A detailed best-practice sampling protocol was previously prepared by EURAPMON (Espín et al. 2014), as well as a publication of the potential widescale availability of raptor samples and the relative merits of each matrix type (Espín et al. 2016). However, through more recent meetings and workshops under ERBFacility involving researchers across 27 countries, the need to elaborate a protocol in a more schematic and clear format was identified. This schematic protocol should provide essential information on the practicalities of sampling and storage that were not earlier reported by Espín et al. 2014 (e.g. type of containers to conserve matrices, storage and transport conditions, and how these differ depending on the sample matrices and the contaminant to be analysed). Twenty-three researchers involved in the three arenas of the ERBFacility COST Action and representing 11 countries (Denmark, Germany, Iceland, Norway, Portugal, Slovenia, Spain, Sweden, Switzerland, The Netherlands and United Kingdom), have participated in the preparation of this schematic sampling protocol based upon their expertise in sampling and contaminant monitoring in raptors.

The protocol presented in this perspective (see Electronic Supplementary Material) provides guidance on sample collection for contaminant monitoring in raptors with a view to increasing sampling capacity across countries and facilitating harmonization of procedures to maximize the reliability, comparability and interoperability of biomonitoring data. While the protocol has been prepared under a Europe COST Action, the guidance is applicable to raptor monitoring worldwide. The protocol is presented as Supplementary Material to this communication, and has been prepared following an easy-to-follow style, with hyperlinks to redirect the reader to the relevant information elsewhere in the protocol.

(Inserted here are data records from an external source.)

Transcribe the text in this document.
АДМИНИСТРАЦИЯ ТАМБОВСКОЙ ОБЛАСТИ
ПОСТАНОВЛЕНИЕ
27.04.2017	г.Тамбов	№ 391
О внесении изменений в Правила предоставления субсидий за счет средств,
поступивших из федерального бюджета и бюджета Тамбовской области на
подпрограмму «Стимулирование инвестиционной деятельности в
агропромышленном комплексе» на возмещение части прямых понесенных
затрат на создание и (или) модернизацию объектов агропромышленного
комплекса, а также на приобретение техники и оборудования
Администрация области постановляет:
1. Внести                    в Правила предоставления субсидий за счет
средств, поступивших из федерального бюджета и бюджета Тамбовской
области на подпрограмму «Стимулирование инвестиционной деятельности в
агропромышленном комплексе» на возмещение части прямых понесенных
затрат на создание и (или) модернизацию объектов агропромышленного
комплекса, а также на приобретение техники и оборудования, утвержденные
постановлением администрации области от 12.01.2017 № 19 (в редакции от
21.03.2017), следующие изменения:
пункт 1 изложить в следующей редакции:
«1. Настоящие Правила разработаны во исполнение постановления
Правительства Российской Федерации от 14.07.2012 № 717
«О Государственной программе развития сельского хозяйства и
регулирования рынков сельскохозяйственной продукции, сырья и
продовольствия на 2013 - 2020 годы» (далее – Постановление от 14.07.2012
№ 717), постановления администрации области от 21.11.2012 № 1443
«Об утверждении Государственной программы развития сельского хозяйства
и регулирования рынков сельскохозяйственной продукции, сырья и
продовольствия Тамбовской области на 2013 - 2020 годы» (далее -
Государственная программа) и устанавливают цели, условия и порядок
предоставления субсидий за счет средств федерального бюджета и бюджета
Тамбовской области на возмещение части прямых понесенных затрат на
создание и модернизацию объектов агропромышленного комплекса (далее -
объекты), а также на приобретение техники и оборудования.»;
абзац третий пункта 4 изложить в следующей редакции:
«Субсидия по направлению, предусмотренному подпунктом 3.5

The schematic protocol starts with each matrix type, including sample types that are collected both during active sampling (samples taken from captured live birds and monitored nests) and passive monitoring (samples taken from dead birds and deserted nests) (Fig. 1). These sample types include whole blood, plasma, serum, deserted or addled eggs, feathers, preen oil, regurgitated pellets, prey remains, gastric content and internal tissues. The reader clicks on the sample type of interest and is redirected to the specific protocol for each matrix (e.g. see protocol for blood sampling in Fig. 2), which in turn offers further hyperlinks to additional and more detailed information. Some important general guidelines are also given regarding sampling and ethical permits, personal safety and wildlife health, animal welfare, labelling samples, and essential guidance to avoid contamination and to record basic data (date, location, etc.) in the sampling report. Moreover, new information is provided on the volume/mass of sample needed for contaminant monitoring, the most suitable container type to conserve the sample, and the necessary conditions required for transportation and storage.

Fig. 1
figure 1

Preview of the main menu of the schematic protocol (full protocol presented as Supplementary Material)

Fig. 2
figure 2

Preview of the schematic protocol for blood sampling (full protocol presented as Supplementary Material)

Different sample matrices provide different information about exposure and effects and not all are suitable for biomonitoring (Espín et al. 2016). Thus, information on the type of contaminants and biomarkers most frequently analysed in the different matrices in live and dead birds is also shown. Photographs and links to web-based videos are also provided to illustrate the proper materials and methods needed for sample collection, taking measurements (such as measuring egg size, eggshell thickness, body fat tissue during necropsy, etc.) and identifying gonads and internal tissues.

We recommend the schematic protocol for use by professionals and volunteers as a standard guide to ensure harmonised sampling methods and appropriate quality of samples collected for contaminant monitoring in raptors. Contaminant issues often occur across national and continental boundaries, and therefore require harmonised methods to study their occurrence, impact and any effect of legal or voluntary mitigation, whether of legacy, current or emerging contaminants.